Some of the heartbeat bills being proposed go further than simply making abortion illegal after six weeks. In Georgia, for instance, the proposed law would make it illegal for Georgia residents to leave the state to get an abortion. A woman could legitimately go to prison for simply choosing whether or not she wishes to birth a baby and having the misfortune of living in Georgia. Since men can’t get pregnant, they won’t be affected by this draconian law, even though all unintended pregnancies are partly caused by men.
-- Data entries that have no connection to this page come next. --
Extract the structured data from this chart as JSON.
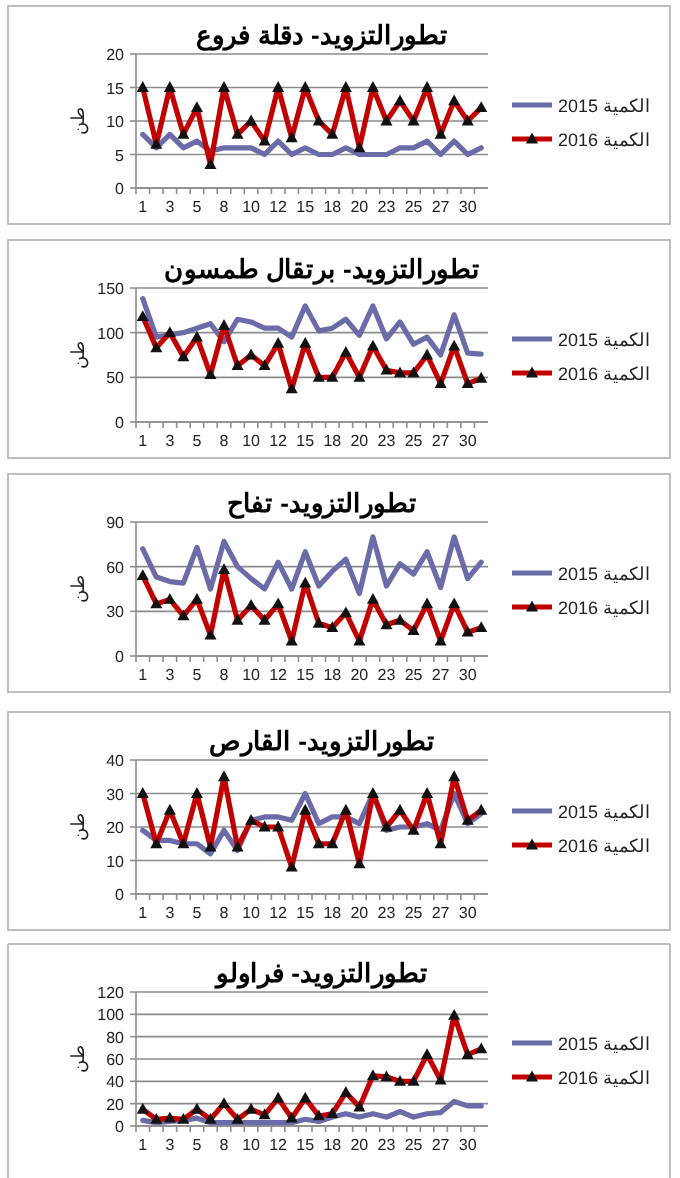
{
  "chart_data": [
    {
      "type": "line",
      "title": "تطورالتزويد- دقلة فروع",
      "ylabel": "طن",
      "categories": [
        "1",
        null,
        "3",
        null,
        "5",
        null,
        "8",
        null,
        "10",
        null,
        "12",
        null,
        "15",
        null,
        "18",
        null,
        "20",
        null,
        "23",
        null,
        "25",
        null,
        "27",
        null,
        "30",
        null
      ],
      "ylim": [
        0,
        20
      ],
      "yticks": [
        0,
        5,
        10,
        15,
        20
      ],
      "grid": "y",
      "legend": "right",
      "series": [
        {
          "name": "الكمية 2015",
          "color": "#6b6ba8",
          "marker": "none",
          "values": [
            8,
            6,
            8,
            6,
            7,
            5.5,
            6,
            6,
            6,
            5,
            7,
            5,
            6,
            5,
            5,
            6,
            5,
            5,
            5,
            6,
            6,
            7,
            5,
            7,
            5,
            6
          ]
        },
        {
          "name": "الكمية 2016",
          "color": "#c00000",
          "marker": "triangle",
          "values": [
            15,
            6.5,
            15,
            8,
            12,
            3.5,
            15,
            8,
            10,
            7,
            15,
            7.5,
            15,
            10,
            8,
            15,
            6,
            15,
            10,
            13,
            10,
            15,
            8,
            13,
            10,
            12
          ]
        }
      ]
    },
    {
      "type": "line",
      "title": "تطورالتزويد- برتقال طمسون",
      "ylabel": "طن",
      "categories": [
        "1",
        null,
        "3",
        null,
        "5",
        null,
        "8",
        null,
        "10",
        null,
        "12",
        null,
        "15",
        null,
        "18",
        null,
        "20",
        null,
        "23",
        null,
        "25",
        null,
        "27",
        null,
        "30",
        null
      ],
      "ylim": [
        0,
        150
      ],
      "yticks": [
        0,
        50,
        100,
        150
      ],
      "grid": "y",
      "legend": "right",
      "series": [
        {
          "name": "الكمية 2015",
          "color": "#6b6ba8",
          "marker": "none",
          "values": [
            138,
            95,
            98,
            100,
            105,
            110,
            90,
            115,
            112,
            105,
            105,
            95,
            130,
            102,
            105,
            115,
            97,
            130,
            93,
            112,
            87,
            95,
            75,
            120,
            77,
            76
          ]
        },
        {
          "name": "الكمية 2016",
          "color": "#c00000",
          "marker": "triangle",
          "values": [
            118,
            83,
            100,
            73,
            95,
            53,
            108,
            63,
            75,
            63,
            88,
            37,
            88,
            50,
            50,
            78,
            50,
            85,
            58,
            55,
            55,
            75,
            43,
            85,
            43,
            49
          ]
        }
      ]
    },
    {
      "type": "line",
      "title": "تطورالتزويد- تفاح",
      "ylabel": "طن",
      "categories": [
        "1",
        null,
        "3",
        null,
        "5",
        null,
        "8",
        null,
        "10",
        null,
        "12",
        null,
        "15",
        null,
        "18",
        null,
        "20",
        null,
        "23",
        null,
        "25",
        null,
        "27",
        null,
        "30",
        null
      ],
      "ylim": [
        0,
        90
      ],
      "yticks": [
        0,
        30,
        60,
        90
      ],
      "grid": "y",
      "legend": "right",
      "series": [
        {
          "name": "الكمية 2015",
          "color": "#6b6ba8",
          "marker": "none",
          "values": [
            72,
            53,
            50,
            49,
            73,
            45,
            77,
            60,
            52,
            45,
            63,
            45,
            70,
            47,
            57,
            65,
            42,
            80,
            47,
            62,
            55,
            70,
            46,
            80,
            52,
            63
          ]
        },
        {
          "name": "الكمية 2016",
          "color": "#c00000",
          "marker": "triangle",
          "values": [
            54,
            35,
            38,
            27,
            38,
            14,
            58,
            24,
            34,
            24,
            35,
            10,
            49,
            22,
            19,
            29,
            10,
            38,
            21,
            24,
            17,
            35,
            10,
            35,
            16,
            19
          ]
        }
      ]
    },
    {
      "type": "line",
      "title": "تطورالتزويد- القارص",
      "ylabel": "طن",
      "categories": [
        "1",
        null,
        "3",
        null,
        "5",
        null,
        "8",
        null,
        "10",
        null,
        "12",
        null,
        "15",
        null,
        "18",
        null,
        "20",
        null,
        "23",
        null,
        "25",
        null,
        "27",
        null,
        "30",
        null
      ],
      "ylim": [
        0,
        40
      ],
      "yticks": [
        0,
        10,
        20,
        30,
        40
      ],
      "grid": "y",
      "legend": "right",
      "series": [
        {
          "name": "الكمية 2015",
          "color": "#6b6ba8",
          "marker": "none",
          "values": [
            19,
            16,
            16,
            15,
            15,
            12,
            19,
            13,
            22,
            23,
            23,
            22,
            30,
            21,
            23,
            23,
            21,
            30,
            19,
            20,
            20,
            21,
            19,
            30,
            21,
            24
          ]
        },
        {
          "name": "الكمية 2016",
          "color": "#c00000",
          "marker": "triangle",
          "values": [
            30,
            15,
            25,
            15,
            30,
            14,
            35,
            14,
            22,
            20,
            20,
            8,
            25,
            15,
            15,
            25,
            9,
            30,
            20,
            25,
            19,
            30,
            15,
            35,
            22,
            25
          ]
        }
      ]
    },
    {
      "type": "line",
      "title": "تطورالتزويد- فراولو",
      "ylabel": "طن",
      "categories": [
        "1",
        null,
        "3",
        null,
        "5",
        null,
        "8",
        null,
        "10",
        null,
        "12",
        null,
        "15",
        null,
        "18",
        null,
        "20",
        null,
        "23",
        null,
        "25",
        null,
        "27",
        null,
        "30",
        null
      ],
      "ylim": [
        0,
        120
      ],
      "yticks": [
        0,
        20,
        40,
        60,
        80,
        100,
        120
      ],
      "grid": "y",
      "legend": "right",
      "series": [
        {
          "name": "الكمية 2015",
          "color": "#6b6ba8",
          "marker": "none",
          "values": [
            5,
            3,
            4,
            5,
            7,
            3,
            3,
            3,
            3,
            3,
            3,
            3,
            6,
            4,
            8,
            11,
            8,
            11,
            8,
            13,
            8,
            11,
            12,
            22,
            18,
            18
          ]
        },
        {
          "name": "الكمية 2016",
          "color": "#c00000",
          "marker": "triangle",
          "values": [
            15,
            6,
            7,
            6,
            15,
            6,
            20,
            6,
            15,
            10,
            25,
            7,
            25,
            9,
            11,
            30,
            17,
            45,
            44,
            40,
            40,
            64,
            41,
            99,
            64,
            69
          ]
        }
      ]
    }
  ]
}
Sex is a very effective motivator. Withholding sex, as a lot of women already know, is a powerful bargaining chip. While some people might think the idea of a sex strike goes too far and also penalizes women, I think this issue is serious enough that withholding sex in order to force the issue is warranted. Although the heartbeat bills will certainly be challenged and it is unlikely any will become law in the immediate future, they are a legitimate threat to women’s and children’s health. After all, babies who are born to people who aren’t ready to be parents are going to be in a more precarious position than babies whose mothers are ready. I specifically mention mothers because for those nine months in the womb, it’s the mother– and the mother alone— who is taking care of that developing fetus. And in order to best take care of the fetus, she has to take care of herself, first. We don’t have enough resources for people who have already been born. Or, maybe we do have enough resources, but the people who control them are too selfish and greedy to share them with everyone.

These politicians are dangerously ignorant about rape and how pregnancy can happen. They are in charge of making our laws, so women should protect themselves by not getting pregnant.

So… I agree with Alyssa Milano. It’s too risky to get pregnant in Georgia or Ohio or any of the other states where ignorant politicians like John Becker, who thinks ectopic pregnancies can be fixed by simply transplanting the fetus in the uterus, are in charge. I think John Becker should have surgery to implant his brain into his head, since it’s clearly currently in his ass and he’s been sitting on it for far too long.

Of course, I also think that a lot of people are way too free with their DNA as it is. I think more people should use birth control, particularly when they aren’t ready to be parents or don’t want to have a baby with their sexual partner. I’d be for abstinence for that reason alone, although I know it’s not realistic.

I’m going to turn 47 next month. I won’t be having any babies, and it’s highly unlikely that I’ll ever be pregnant. So, I guess I don’t personally have a stake in this situation, except for the fact that I’m a woman and was lucky enough to come of age in an era when I could have chosen to terminate a pregnancy if I’d wanted to. There are situations in which abortion is not only desired, but advisable. When a woman has been a victim of rape or incest, or is in a situation in which her life or her fetus’s life is in jeopardy, she should be able to get an abortion if she wants or needs it. She should be able to make that decision on her own, without any input from uninvolved people. A woman who has a miscarriage should not have to worry about being under suspicion for having done something to cause the miscarriage. She should not have any concerns about going to jail for losing her baby in utero. Pregnant adults should not have to worry about doing things that are perfectly legal for non-pregnant adults to do. Pregnant children should never be forced to risk their own health and/or very life to bring into the world a baby that they are not at all prepared to care for, simply due to dangerously ignorant male politicians who insist that every unborn fetus must be born no matter what. Especially since so many of them don’t give a shit about those babies once they’ve left the womb.

Although I don’t always agree with Alyssa Milano’s views, you can count me among the pro choice people standing with her idea of a sex strike. I think it’s a fine concept. If you don’t, that’s your privilege. Be sure to enjoy it while you still can.